You are viewing a plain text version of this content. The canonical link for it is here.
Posted to commits@arrow.apache.org by we...@apache.org on 2018/11/29 20:52:21 UTC

[arrow] branch master updated: ARROW-3740: [C++] Builder should not downsize

This is an automated email from the ASF dual-hosted git repository.

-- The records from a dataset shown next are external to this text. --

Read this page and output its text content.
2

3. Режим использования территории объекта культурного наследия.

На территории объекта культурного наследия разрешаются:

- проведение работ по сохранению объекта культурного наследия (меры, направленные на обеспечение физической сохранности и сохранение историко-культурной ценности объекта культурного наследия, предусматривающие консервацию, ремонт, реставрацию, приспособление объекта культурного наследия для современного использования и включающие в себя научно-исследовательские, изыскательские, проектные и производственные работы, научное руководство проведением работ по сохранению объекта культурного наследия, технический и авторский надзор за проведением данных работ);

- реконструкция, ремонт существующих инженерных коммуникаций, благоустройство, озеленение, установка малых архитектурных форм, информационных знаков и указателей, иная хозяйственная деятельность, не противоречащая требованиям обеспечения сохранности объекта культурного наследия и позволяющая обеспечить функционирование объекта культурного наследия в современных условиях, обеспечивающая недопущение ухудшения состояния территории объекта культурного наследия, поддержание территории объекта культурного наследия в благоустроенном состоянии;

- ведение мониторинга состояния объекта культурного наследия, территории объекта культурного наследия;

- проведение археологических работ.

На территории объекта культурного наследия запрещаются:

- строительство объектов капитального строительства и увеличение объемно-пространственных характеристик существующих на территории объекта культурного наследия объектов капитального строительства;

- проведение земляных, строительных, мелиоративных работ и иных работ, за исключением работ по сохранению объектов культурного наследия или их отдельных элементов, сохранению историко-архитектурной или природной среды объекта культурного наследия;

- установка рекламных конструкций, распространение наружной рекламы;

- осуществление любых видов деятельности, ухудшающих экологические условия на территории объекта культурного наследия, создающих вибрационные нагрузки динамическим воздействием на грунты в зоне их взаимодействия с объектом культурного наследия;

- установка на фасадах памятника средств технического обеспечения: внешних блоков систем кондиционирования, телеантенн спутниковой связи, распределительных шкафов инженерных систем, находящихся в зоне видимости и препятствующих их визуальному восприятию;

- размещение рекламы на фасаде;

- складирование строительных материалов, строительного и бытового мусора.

wesm pushed a commit to branch master
in repository https://gitbox.apache.org/repos/asf/arrow.git


The following commit(s) were added to refs/heads/master by this push:
     new a4951ed  ARROW-3740: [C++] Builder should not downsize
a4951ed is described below

commit a4951edb4bcec6d87284f46ecba81b6cf8d56e91
Author: François Saint-Jacques <fs...@gmail.com>
AuthorDate: Thu Nov 29 14:51:13 2018 -0600

    ARROW-3740: [C++] Builder should not downsize
    
    Downsizing is a tricky business, it is safer to invoke Reset() then Reserve().
    
    Author: François Saint-Jacques <fs...@gmail.com>
    
    Closes #3055 from fsaintjacques/ARROW-3740-builder-resize-shrink and squashes the following commits:
    
    4af5f1661 <François Saint-Jacques> Arrow-3740:  Builder should not downsize
---
 cpp/src/arrow/array-test.cc | 12 ++++++++++++
 cpp/src/arrow/builder.cc    | 42 ++++++++++++++++++++++++------------------
 cpp/src/arrow/builder.h     |  4 +++-
 3 files changed, 39 insertions(+), 19 deletions(-)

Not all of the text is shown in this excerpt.